"Kalau saat matahari tertutup total tidak masalah. Namun ketika matahari muncul kembali dengan intensitas cahaya yang tinggi dan pupil mata kita tidak siap, itu yang bahaya," terangnya.
Bintoro menjelaskan, alat bantu penglihatan yang baik adalah yang mampu mereduksi cahaya hingga 100 ribu kali.
Akibat yang ditimbulkan dengan melihat gerhana matahari dengan cara salah yang paling parah memanglah kebutaan atau terkadang pengelihatan juga menjadi kabur.
"Gangguan pengelihatan ini tidak terjadi secara langsung setelah melihat gerhana, namun bisa terjadi berhari-hari hingga berminggu-minggu setelahnya," paparnya.
GMT ini sendiri melewati beberapa lokasi di Indonesia di antaranya Sumatera Selatan, Kalimantan Selatan, Sulawesi Tengah, dan Maluku Utara.

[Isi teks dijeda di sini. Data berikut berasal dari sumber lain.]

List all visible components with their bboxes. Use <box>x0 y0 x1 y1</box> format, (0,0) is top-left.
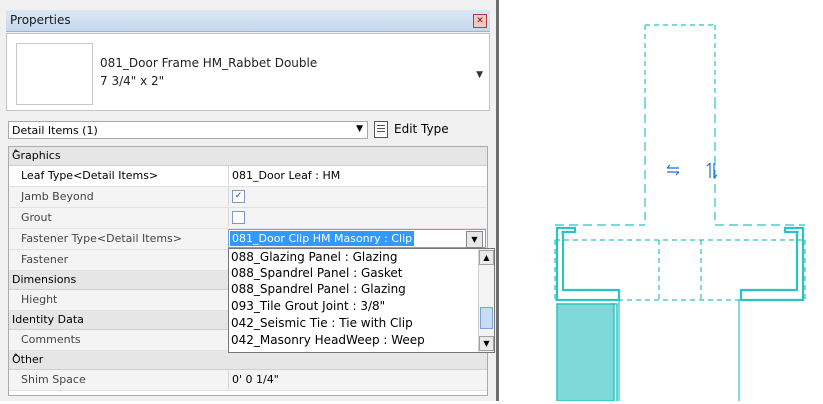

Di kota Surabaya hanya dapat menyaksikan gerhana matahari sebagian.
Beberapa mahasiswa ITS dibantu dosen Fisika nantinya juga akan melakukan pengamatan di Kenjeran Park Surabaya.
"Harapan saya untuk seluruh masyarakat, jangan melewatkan fenomena ini dan bisa mengambil hikmah yang mendalam dari kejadian alam ini," katanya.